Still, months went by. And LomoignAid1997 continued to spread the songs of Bryan’s father far and wide across the web. What’s more, LomoignAid1997 haunted Bryan’s dreams. In them, he looked like a thinner, paler Everick, with long arms that reached out of the baggy sweaters he wore, subjecting all the dead of the Lomoigne clan to punishments alternately medieval and pornographic. He was the face of the multiplying homunculi wielding magnetic tape, Wurlitzers, gigantic soundboards, along with the tubes, funnels, and pumps of the force feeder’s art. The dreams carried with them a helplessness that returned Bryan, wherever he was, to an Arizona basement, where he watched impossible television shows to pass impossible time.
It was a terrible feeling. It made a day of work and a raucous toddler’s nightly demands a relief, at least at first. But as time went on, it seemed that the work made him more susceptible to nightmares, while his little boy raised the stakes of those nightmares.
+
It was a break, a moment on the way home, a late lunch alone. Lourdes was demanding—demanding that Farya take ever more responsibility. Edouard was demanding—while he ate more and slept longer, he had the attention span to insist on his desires.
Giorgio’s was an old cafe, a fixture from the days when the village was a bohemian petri dish instead of another pleasure district for people who could afford just about anything. The old Italian man took her order, as disinterested as his grandfather was in Bob Dylan. It was the eve of St. Patrick’s Day. The bar down the street was blasting Yer never gonna see no unicorn … An early warm spring took hold, and all of New York warmed up and cheered to a semi-frenzy. A breeze played through the open door.
That day’s exercises were troubling: What’s the worst image? Lourdes had asked. What would you show yourself if you desperately needed to get your own attention? If you could scream your own secret name at the top of your lungs, what form would that take?
The exercises held Farya at the threshold of a seizure, where fragments of what Farya had annihilated began to return, but in strange ways. Medicines reappeared as weapons; courtship rituals reemerged as cruel governments. Terrible wars and great civilizations, forgotten childhoods and incredible capabilities, whole species lost to some blunder started to seep in as blockbuster movies—Lord of the Rings, Harry Potter, and Star Wars. Lourdes talked through the exercises, to guide Farya, remind her where she was, and what the stakes were. Eyes closed, Farya took a few of the sudden violent breaths by which she’d learned to ratchet herself away from the obliterating edge she knew so well.
Farya shook her head and picked at her BLT. She inhaled the cool air that smelled of earth, glad for the moment of freedom, aware that the nanny was waiting to be relieved, Edouard waiting to do an inarticulate negotiation for indeterminate foods and toys. Taking a big bite, she considered the effort of getting Bryan to take a night off work, of finding a babysitter, and decided to make the effort to go out to the movies. She missed the movies.
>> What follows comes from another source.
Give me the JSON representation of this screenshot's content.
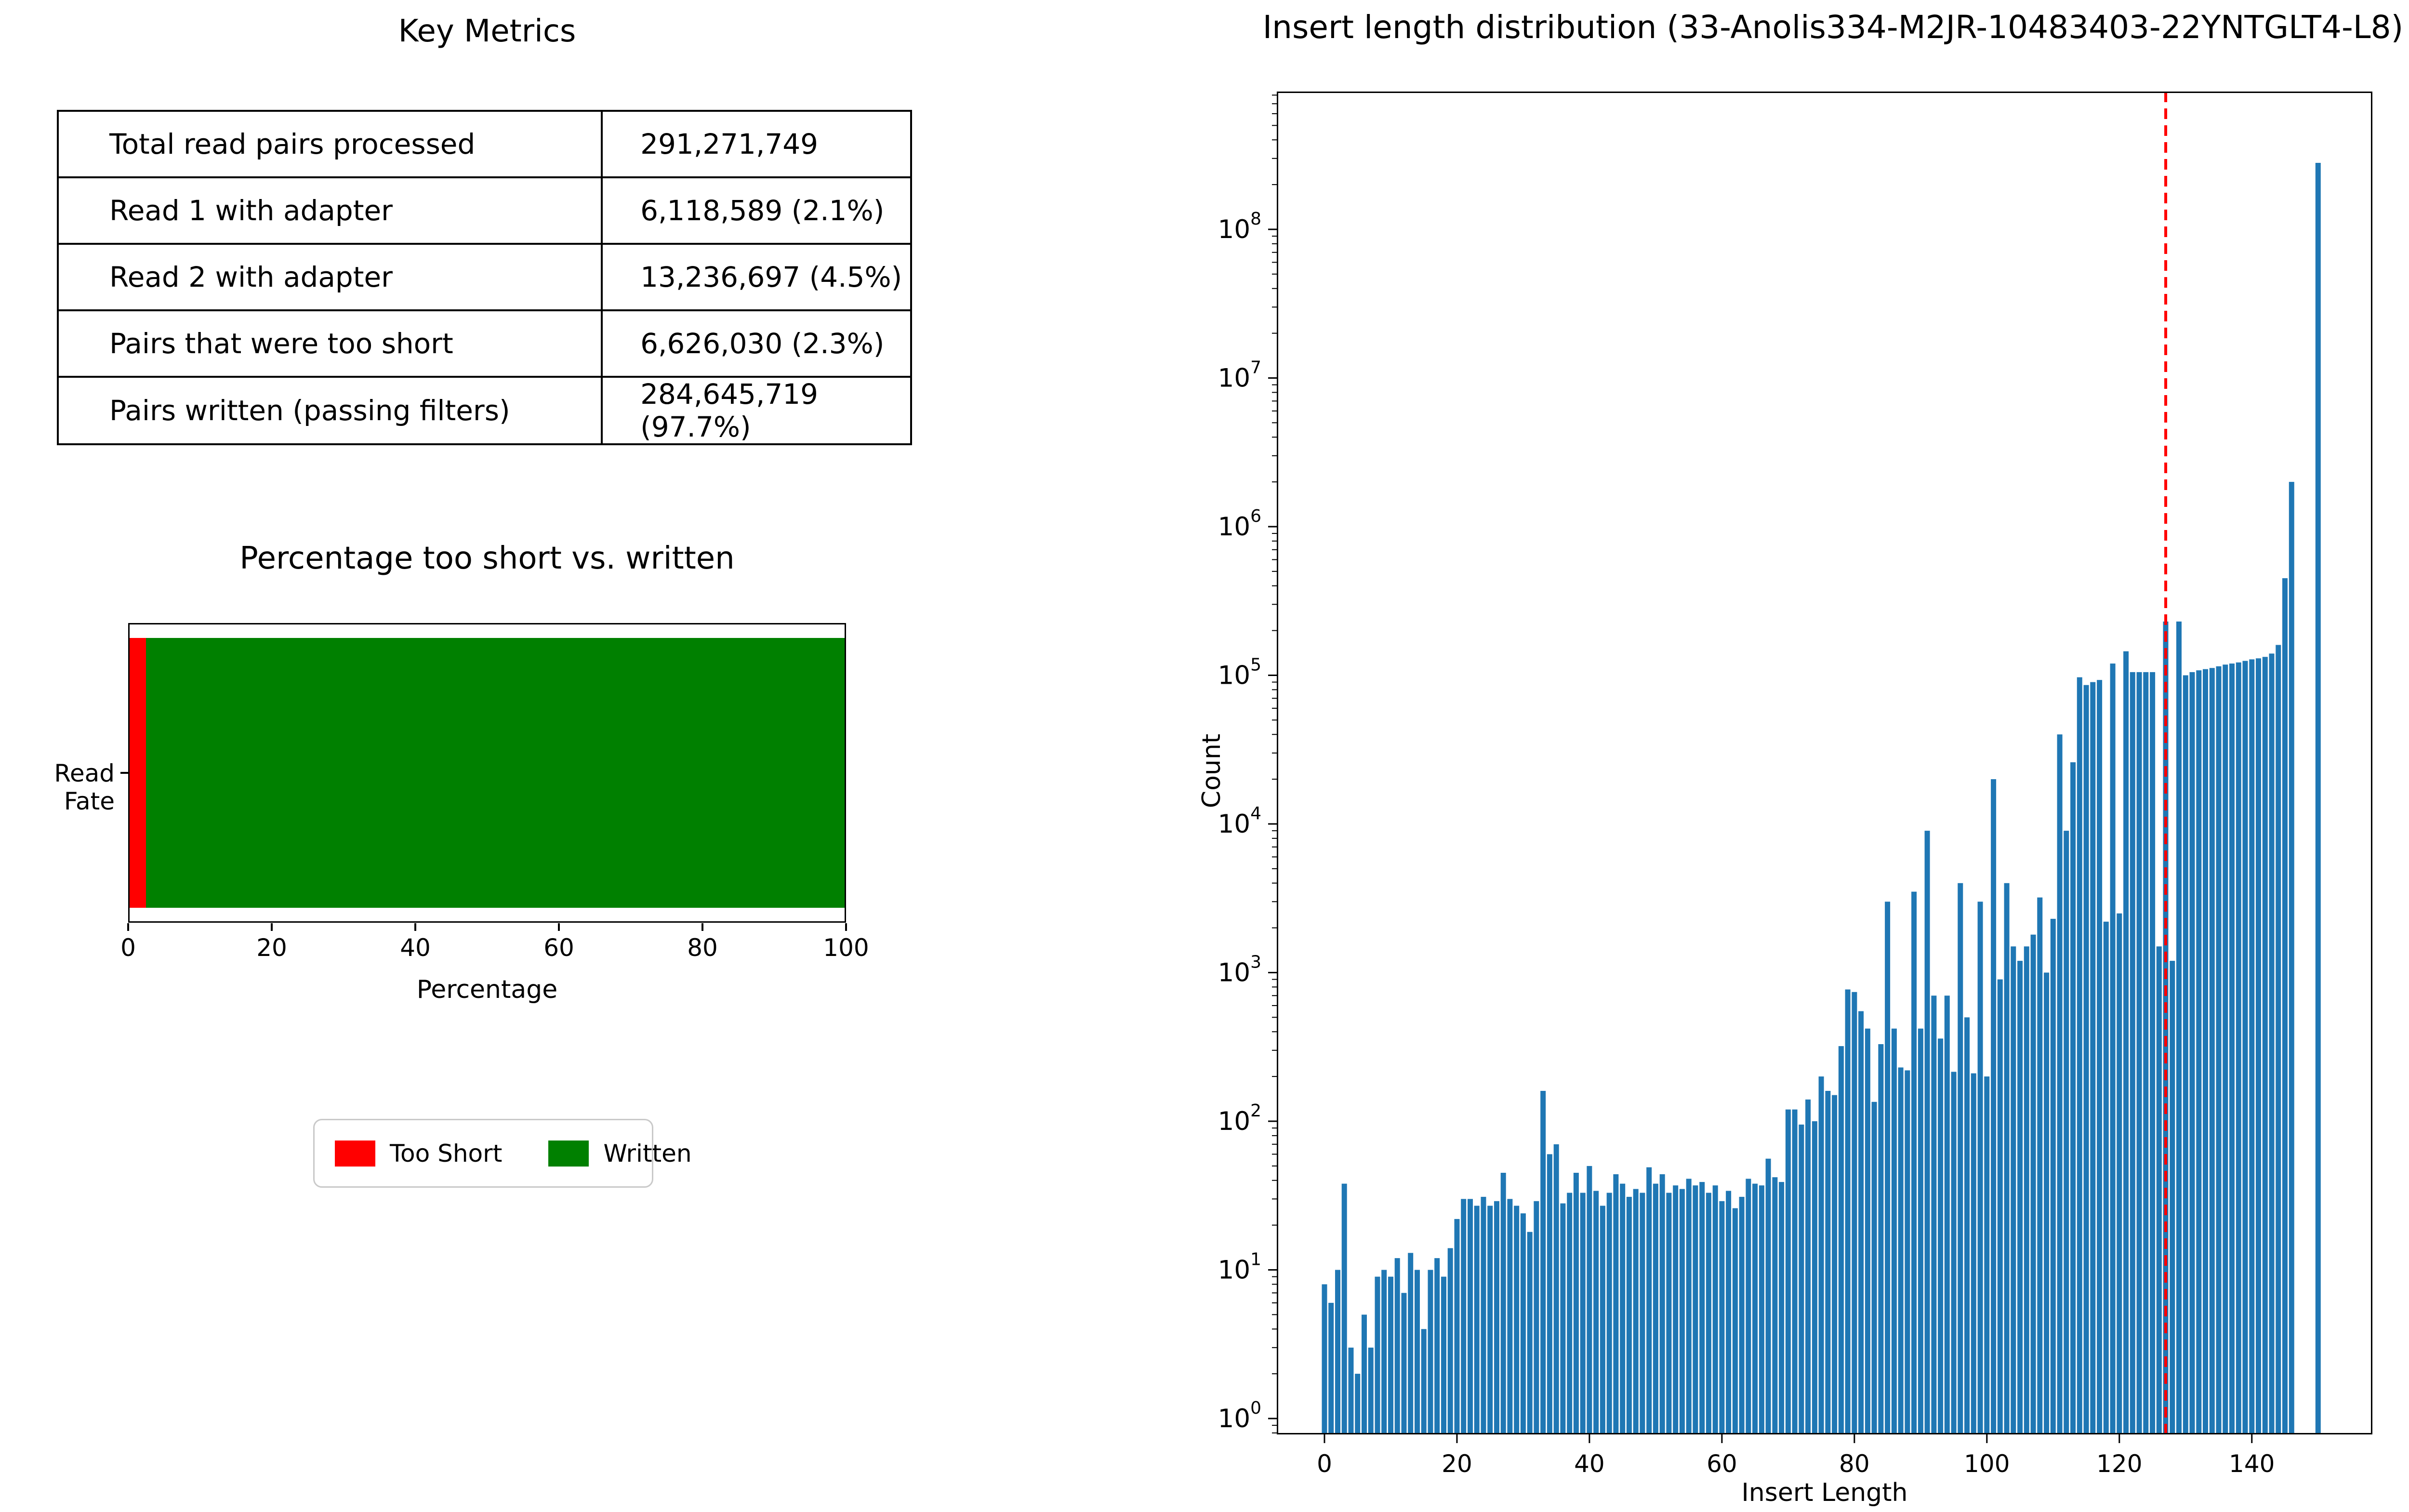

It had been easy to miss them last year. The baby was so small, and Bryan’s job seemed like a towering emergency with no end in sight. And the blockbusters all seemed the same: gunfight epics about protecting some piece of infrastructure—a train tunnel, presidential palace, cosmic gateway, or world pillar. They all seemed to say that the last hero left was a security guard someone forgot to fire, stationed outside an abandoned machine.
The old waiter asked if she wanted anything else, and before she could finish her no thank you, he’d left the check and padded back to his newspaper at the bar. She looked out the plate-glass window, the grooved topography of the restaurant’s name painted on the glass catching the sun. Tourists ambled past, half-lost with their oversized paper shopping bags, while women in futuristic exercise gear stalked past with chins up and blank expressions. One hobo wandered along, shaking a paper cup.